= Jacques Hivert =

French opera singer

Jacques Hivert (1919–1987) was a French 20th-century martin baritone.

== Biography ==
Enlisted in 1942 in the Opéra-Comique troupe, Hivert was awarded a second prize in the Conservatoire de Paris for his singing. He quickly became indispensable thanks to savoury compositions that his talent as an actor enriched in a very personal way.

Countless Sacristians of Tosca (with Régine Crespin and Albert Lance), to Goro in Madame Butterfly, Puccini's La Bohème, where he alternately plays Marcel, Benoit, (side by side with Martha Angelici) were offered to him to interpret each evening, during an abundant secondary career within the Réunion des théâtres lyriques nationaux, until the early sixties.

Francis Poulenc, appreciating him, acknowledged him a "chic and admirable diction" - "Happy father who has such a gifted child", will write the great French composer about him.
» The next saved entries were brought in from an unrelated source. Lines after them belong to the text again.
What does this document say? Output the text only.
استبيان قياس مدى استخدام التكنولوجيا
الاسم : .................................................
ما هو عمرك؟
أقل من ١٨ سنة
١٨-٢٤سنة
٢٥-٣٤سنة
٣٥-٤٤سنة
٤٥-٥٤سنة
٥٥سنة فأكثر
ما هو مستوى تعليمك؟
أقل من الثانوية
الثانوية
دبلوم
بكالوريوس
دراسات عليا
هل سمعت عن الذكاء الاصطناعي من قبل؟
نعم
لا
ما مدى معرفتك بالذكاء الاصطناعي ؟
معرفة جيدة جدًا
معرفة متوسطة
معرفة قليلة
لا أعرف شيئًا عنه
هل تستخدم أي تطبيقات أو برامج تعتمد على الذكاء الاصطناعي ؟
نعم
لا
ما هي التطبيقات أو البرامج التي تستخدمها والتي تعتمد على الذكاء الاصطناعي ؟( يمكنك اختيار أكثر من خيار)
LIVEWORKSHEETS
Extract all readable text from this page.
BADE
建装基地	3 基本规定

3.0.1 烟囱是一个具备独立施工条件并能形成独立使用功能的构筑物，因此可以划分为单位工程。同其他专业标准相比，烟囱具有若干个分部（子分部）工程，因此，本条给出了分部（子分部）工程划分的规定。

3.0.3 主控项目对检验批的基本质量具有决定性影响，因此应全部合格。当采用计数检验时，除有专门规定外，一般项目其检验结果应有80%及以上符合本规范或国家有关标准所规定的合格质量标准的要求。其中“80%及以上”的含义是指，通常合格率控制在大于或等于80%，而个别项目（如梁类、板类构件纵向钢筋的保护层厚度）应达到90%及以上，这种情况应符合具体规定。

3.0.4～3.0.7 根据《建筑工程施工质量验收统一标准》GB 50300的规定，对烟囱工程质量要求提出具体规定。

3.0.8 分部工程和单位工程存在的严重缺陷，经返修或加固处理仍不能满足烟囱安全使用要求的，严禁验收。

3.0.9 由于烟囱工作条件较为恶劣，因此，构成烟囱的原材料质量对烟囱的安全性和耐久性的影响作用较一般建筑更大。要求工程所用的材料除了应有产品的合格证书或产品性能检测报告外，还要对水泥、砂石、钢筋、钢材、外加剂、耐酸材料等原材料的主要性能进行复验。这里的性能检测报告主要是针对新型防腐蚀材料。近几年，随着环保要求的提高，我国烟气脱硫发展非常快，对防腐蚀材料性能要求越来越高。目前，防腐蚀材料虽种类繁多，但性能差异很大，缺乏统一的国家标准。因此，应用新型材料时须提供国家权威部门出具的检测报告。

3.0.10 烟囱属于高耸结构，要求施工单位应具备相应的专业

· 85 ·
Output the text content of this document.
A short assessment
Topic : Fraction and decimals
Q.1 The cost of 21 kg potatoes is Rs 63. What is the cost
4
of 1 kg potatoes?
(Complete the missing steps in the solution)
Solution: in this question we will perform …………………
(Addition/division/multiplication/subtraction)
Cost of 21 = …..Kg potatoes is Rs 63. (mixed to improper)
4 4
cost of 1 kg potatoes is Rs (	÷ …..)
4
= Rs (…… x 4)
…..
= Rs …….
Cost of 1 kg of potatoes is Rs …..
In 1947, Jacques Hivert recorded and created in the Salle Favart, the role of the son in Poulenc's Les mamelles de Tirésias alongside Denise Duval, a partner he will often work again with, particularly in Jacques Ibert's Angélique, Manuel Rosenthal's La Poule Noire and in Henri Büsser's Le Carrosse du Saint-Sacrement.

In 1948, he flew to Buenos Aires, replacing his singing teacher Roger Bourdin, to perform Charlot, in Angelique (opera), in front of Evita Perón.

Skillfully disguised and unrecognizable, he will embody highly convincing characters of all ages. Darius Milhaud's Le pauvre matelot, André Messager's Monsieur Beaucaire, Guillot de Morfontaine in Puccini's Manon, will remain among his remarkable compositions.

Married to the French contralto Denise Scharley of the Paris Opéra, he opened the doors of the Carmel of Compiègne to her where, for the first time in 1971, the Carmelites agreed to participate behind the grids in the concert he organised with his friend tenor Louis Rialland, of the Dialogues des Carmélites, even singing religious songs of Francis Poulenc's opera. On the strength of this experience and supported by Georges Auric and Henri Sauguet, the survivors of "Les Six" chaired by Darius Milhaud, who wished to save the work, he will direct his wife on the provincial stages in this work where she remains unequalled as Première Prieur. While the latter embodies this leading role on the stage of the Paris Opéra in 1972 in a fanciful and contested staging by Raymond Rouleau, Jacques Hivert alone, faithful to the composer's wishes, won unanimous approval from critics.

He will once again stage Denise Scharley in one of her leading roles, Madame Flora in Gian-Carlo Menotti's The Medium.

Jacques Hivert died in 1987, after having taught singing, the last role that was close to his heart.